Begay’s NB3 Foundation: Not Just Throwing Money at the Issues in Indian Country
Notah Begay III has been able to dream big, hold himself accountable and still be able to walk in harmony.
The former PGA Tour winner and broadcaster is making a difference in Indian Country. His NB3 Foundation has piloted and evaluated comprehensive physical fitness and health programs, serving more than 17,000 Native youth and families to help reverse the onset of diabetes in Indian communities. NB3 has also launched its national initiative, Native Strong: Healthy Kids, Healthy Futures. The initiative focuses on research, grantmaking and advocacy across Indian Country, and has provided seed money to Native communities in six states.
Begay is quick to point out the objective is not to just throw money at the issues, but to join forces with Native communities to overcome health issues, educational difficulties and help with meaningful change in Indian Country.
“This is a collective effort that’s going to require a buy-in from the top down, from leadership to community members to external organizations to the children,” Begay told ICTMN. “It’s not going to be the history of outside entities coming in and telling tribes what to do and once the money runs out, the program’s gone. Our intent is to go in and educate the community on how to help themselves. It’s time to stop relying on others to solve our problems. It’s time to hold ourselves accountable for the health of individuals and the health of the community.”

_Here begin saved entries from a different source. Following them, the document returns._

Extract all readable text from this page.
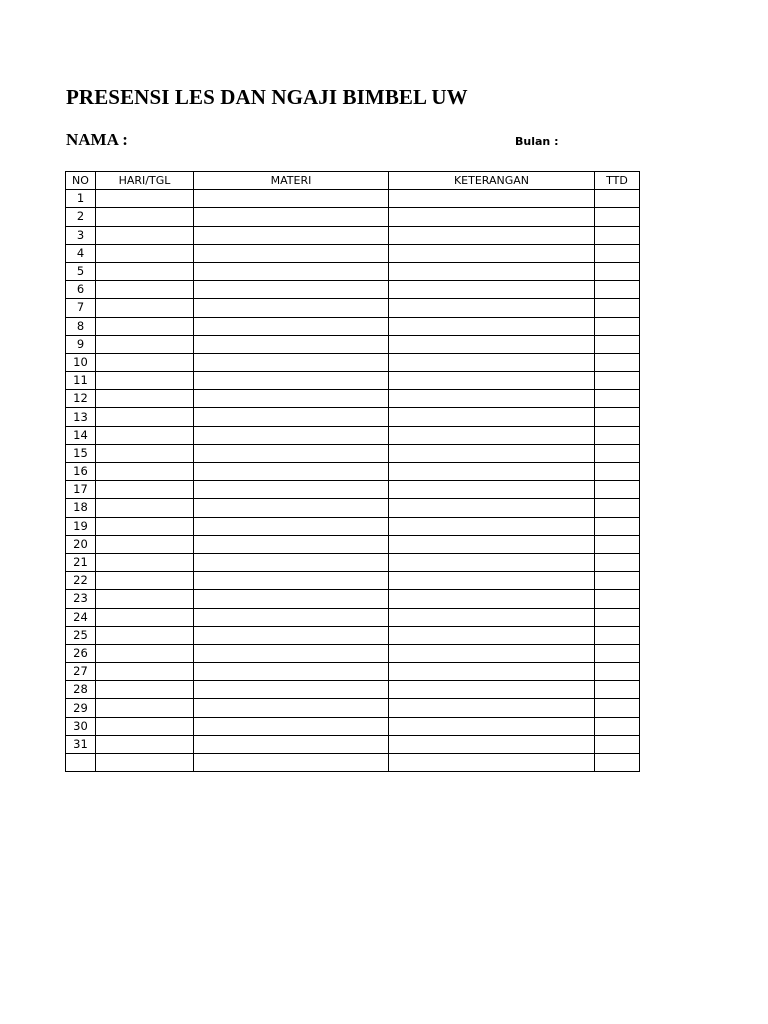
PRESENSI LES DAN NGAJI BIMBEL UW
NAMA :	Bulan :
NO	HARI/TGL	MATERI	KETERANGAN	TTD
1				
2				
3				
4				
5				
6				
7				
8				
9				
10				
11				
12				
13				
14				
15				
16				
17				
18				
19				
20				
21				
22				
23				
24				
25				
26				
27				
28				
29				
30				
31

There are varying degrees of economic development across Indian Country. Some tribes are doing extremely well; some are middle-tier tribes with gaming and business. Others rely heavily on government assistance to survive, but health, educational, and social issues are a common thread throughout.
Childhood obesity, type 2 diabetes, and susceptibility to chronic illness are the same whether a child (or adult) is from a wealthy community or a poor community. There’s no distinction, the numbers are virtually identical Begay said.
“I don’t want to create the welfare mentality because that’s what is happening right now. We’re expecting other people to help us,” he said. “What I am requesting is that tribes get behind our organization because we have established a track record of success. If we had access to a consistent source of funding from tribal sources, I think we could do even better. But more importantly, it would demonstrate to the rest of the world that Indian people are advocating for their own. We’re taking care of ourselves.”
Over the past 12 months, the NB3 Foundation has started a new initiative which compiles data from successful programs throughout Indian Country with the help of grant money.
“We’re giving out $300,000 to $500,000 a year to upwards of 20 different communities across the country to try and figure out what’s working and why.” Begay said. “If our children develop a healthier mindset from the beginning, they won’t have to rely on the health care system that you see on many reservations.”
“Many of our communities don’t have access to full-service grocery stores, but almost all have access to travel centers or markets that are owned by the tribe,” he said. “It wouldn’t be too much of a stretch to ask our tribal leaders to start filling the shelves with healthier options. The second component to that is to educate our kids about what they’re putting into their bodies. Soda, energy drinks, sports drinks are not good for you. If you look at the sugar rate per serving, kids are ingesting hundreds of grams of sugar on a daily basis. It’s a wonder they’re not developing type 2 diabetes by the time they’re 12 years old.”
Growing up Begay, Navajo/Pueblo, learned cultural identity from his mother. His father was instrumental in developing a good work ethic in whatever he wanted to pursue. Coaches along the way gave him the encouragement to dream big to go to Stanford University and compete at the NCAA Division I level.